The charismatic David Tennant plays Richard, a young Scottish undertaker who falls for a free-spirited American tourist (Vinessa Shaw) and impulsively follows her back to Los Angeles. Barbara is an aspiring actress trying to break into the movies, and Richard has ambitions of his own, to become a screenwriter, so things should work out perfectly. He’s desperate to leave his dreary life behind and follow his dreams, and for the first hour of the film, things mostly fall into place. Despite the fact that Barbara already has a boyfriend, an insufferable boor who also happens to be a film director, Richard pursues her patiently. He even rents an apartment, and despite the fact that it’s in a bad neighbourhood, finds a best friend immediately. Moss (Vincent Gallo in a hilarious turn) is a sort of hippie yang to Richard’s uptight British ying, and before long he’s hooked up with Barbara’s friend Julie (Julie Delpy). If it all sounds a bit too neat, well, it is, but it’s also quite funny and charming.
But as soon as Richard and Barbara impulsively get married on a jaunt to Vegas, the film takes a turn toward the sour. Barbara’s ambition and the continuing attention of her ex-boyfriend lead Richard to bouts of extreme jealousy, and the romance drains out of their lives pretty quickly. The second half of the film attempts to lampoon the film industry but it’s pretty broad and without their idealism, the characters just aren’t that interesting anymore. The turn toward drama also exposes the limitations of Vinessa Shaw’s abilities, and at times she just seems shrill. It doesn’t help that her character is underwritten, leaving Richard and the audience guessing as to what she really wants out of her life. The ending is predictable but at least it lifts the film from its mean-spirited middle.

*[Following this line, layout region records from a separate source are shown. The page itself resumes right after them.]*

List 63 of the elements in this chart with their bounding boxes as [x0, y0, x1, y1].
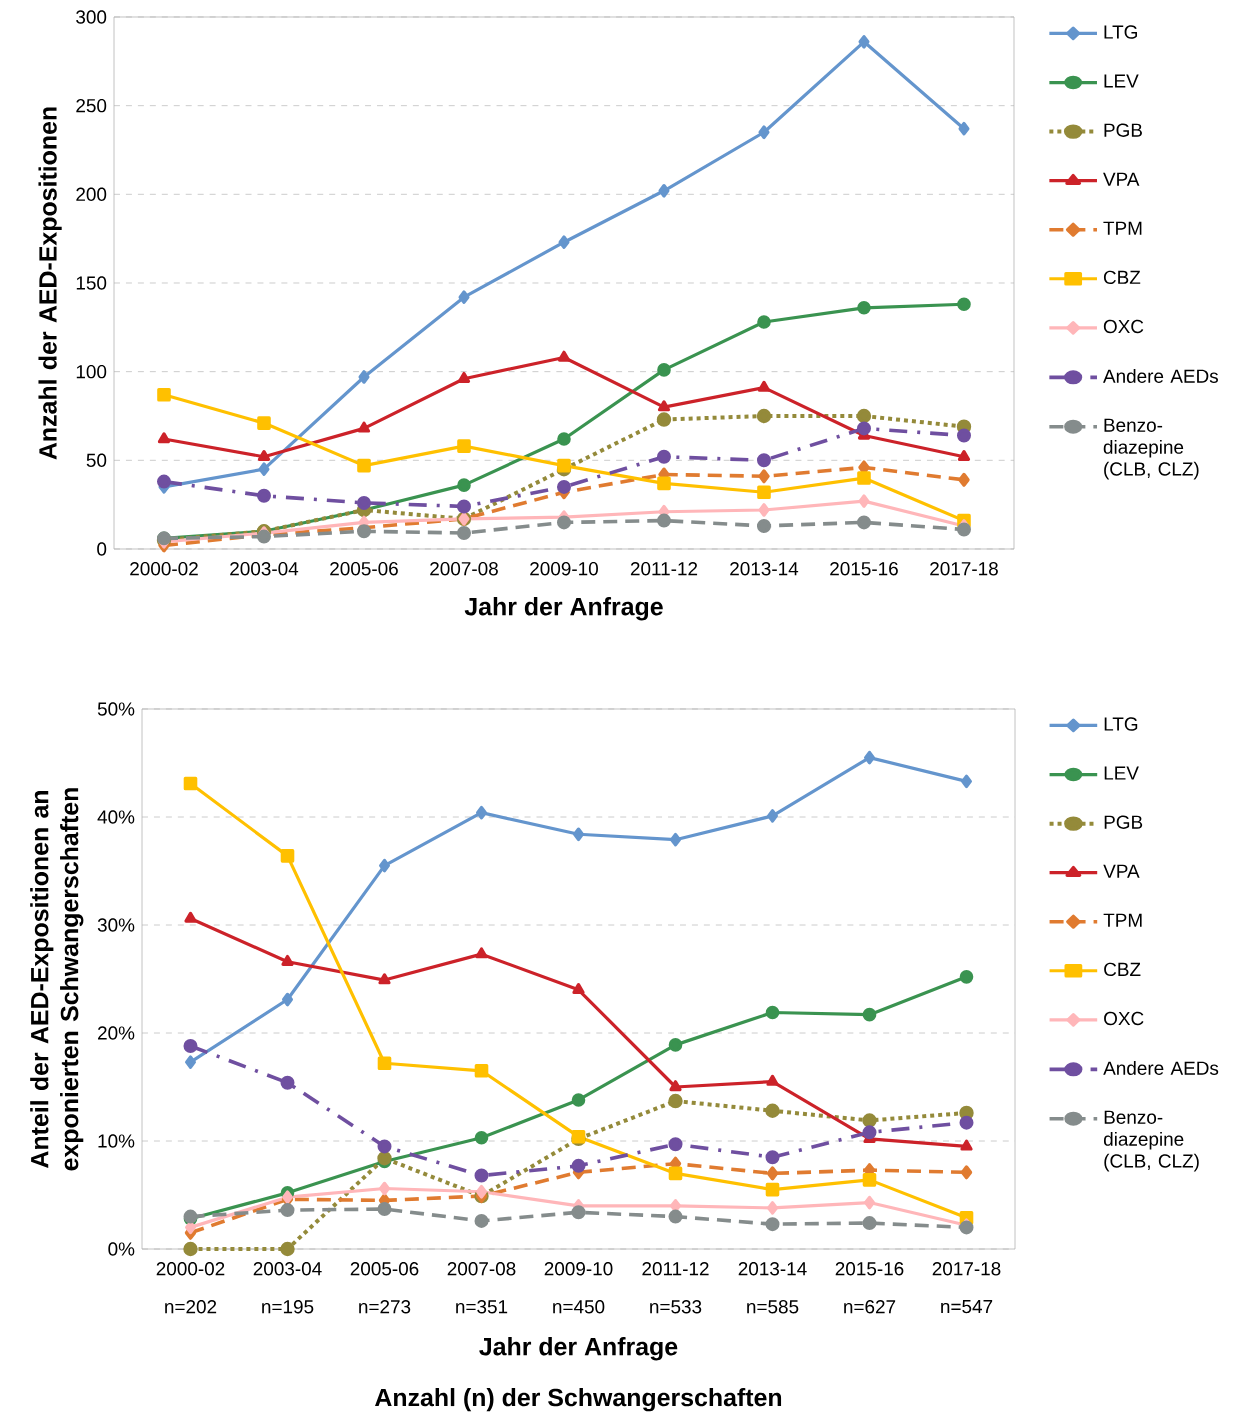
legend-label: Benzo-diazepine (CLB, CLZ): [1103, 418, 1199, 480]
legend-label: OXC: [1103, 319, 1144, 334]
text: n=547: [941, 1300, 993, 1314]
x-tick-label: 2013-14: [738, 1262, 807, 1276]
x-axis-title: Jahr der Anfrage: [479, 1337, 678, 1361]
x-tick-label: 2015-16: [830, 562, 898, 576]
legend-label: CBZ: [1104, 962, 1141, 977]
y-tick-label: 10%: [98, 1134, 135, 1148]
legend-label: LEV: [1104, 74, 1139, 88]
x-tick-label: 2000-02: [130, 562, 198, 576]
x-tick-label: 2005-06: [350, 1262, 419, 1276]
text: n=351: [456, 1300, 508, 1314]
y-tick-label: 150: [76, 276, 107, 290]
x-tick-label: 2017-18: [932, 1262, 1001, 1276]
y-tick-label: 0: [97, 542, 107, 556]
legend-label: PGB: [1104, 815, 1143, 829]
x-axis-title: Jahr der Anfrage: [464, 597, 663, 621]
text: n=450: [553, 1300, 605, 1314]
y-tick-label: 40%: [97, 810, 135, 824]
text: n=273: [359, 1300, 411, 1314]
y-axis-title: Anzahl der AED-Expositionen: [38, 107, 62, 460]
x-tick-label: 2011-12: [630, 562, 698, 576]
x-tick-label: 2009-10: [544, 1262, 613, 1276]
x-tick-label: 2003-04: [230, 562, 299, 576]
x-tick-label: 2015-16: [835, 1262, 904, 1276]
y-axis-title: Anteil der AED-Expositionen an exponierten Schwangerschaften: [30, 788, 84, 1171]
y-tick-label: 20%: [98, 1026, 135, 1040]
legend-label: TPM: [1103, 221, 1142, 235]
legend-label: Andere AEDs: [1103, 369, 1218, 383]
x-tick-label: 2017-18: [930, 562, 998, 576]
legend-label: LEV: [1104, 766, 1139, 780]
x-tick-label: 2000-02: [156, 1262, 225, 1276]
legend-label: Benzo-diazepine (CLB, CLZ): [1103, 1110, 1199, 1172]
legend-label: OXC: [1104, 1011, 1144, 1026]
x-tick-label: 2007-08: [447, 1262, 516, 1276]
legend-label: PGB: [1104, 123, 1142, 137]
x-tick-label: 2003-04: [253, 1262, 322, 1276]
y-tick-label: 200: [76, 187, 107, 202]
text: n=585: [747, 1300, 799, 1314]
x-tick-label: 2007-08: [430, 562, 498, 576]
legend-label: CBZ: [1103, 270, 1141, 285]
y-tick-label: 100: [76, 364, 107, 379]
y-tick-label: 250: [76, 98, 107, 113]
y-tick-label: 50%: [97, 702, 135, 716]
y-tick-label: 300: [76, 10, 107, 24]
legend-label: Andere AEDs: [1103, 1061, 1219, 1075]
text: n=202: [165, 1300, 217, 1314]
x-tick-label: 2013-14: [730, 562, 799, 576]
x-tick-label: 2009-10: [530, 562, 598, 576]
text: n=533: [650, 1300, 702, 1314]
text: n=627: [844, 1300, 896, 1314]
text: n=195: [262, 1300, 314, 1314]
y-tick-label: 0%: [108, 1242, 135, 1256]
legend-label: LTG: [1104, 25, 1137, 39]
legend-label: VPA: [1103, 172, 1140, 186]
y-tick-label: 50: [86, 453, 107, 468]
legend-label: LTG: [1104, 717, 1138, 731]
x-tick-label: 2011-12: [642, 1262, 709, 1276]
text: Anzahl (n) der Schwangerschaften: [375, 1388, 782, 1412]
legend-label: VPA: [1103, 864, 1140, 878]
legend-label: TPM: [1103, 913, 1142, 927]
x-tick-label: 2005-06: [330, 562, 398, 576]
y-tick-label: 30%: [97, 918, 135, 932]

There was lots to enjoy in the film nonetheless. The presence of the Leningrad Cowboys, for one. This “East meets West” rockabilly band even had its own film (Leningrad Cowboys Go America) which was probably the first Kaurismaki film I ever saw. Johnny Depp appears as both a fantasy figure (Richard’s poster of Jim Jarmusch’s film Dead Man keeps coming to life with Depp nodding and gesturing wordlessly) and later as himself. And Tennant is a joy to watch, especially in the early L.A. scenes where he’s clearly “without a map.”
Overall, though, this sendup of the movie business is just a movie itself. We never really see exactly what Richard sees in Barbara except for a pretty face. L.A. seems like a horrible place and the movie business a cesspool. If this is a fish-out-of-water story, we realize in the end why fish generally stay in the water.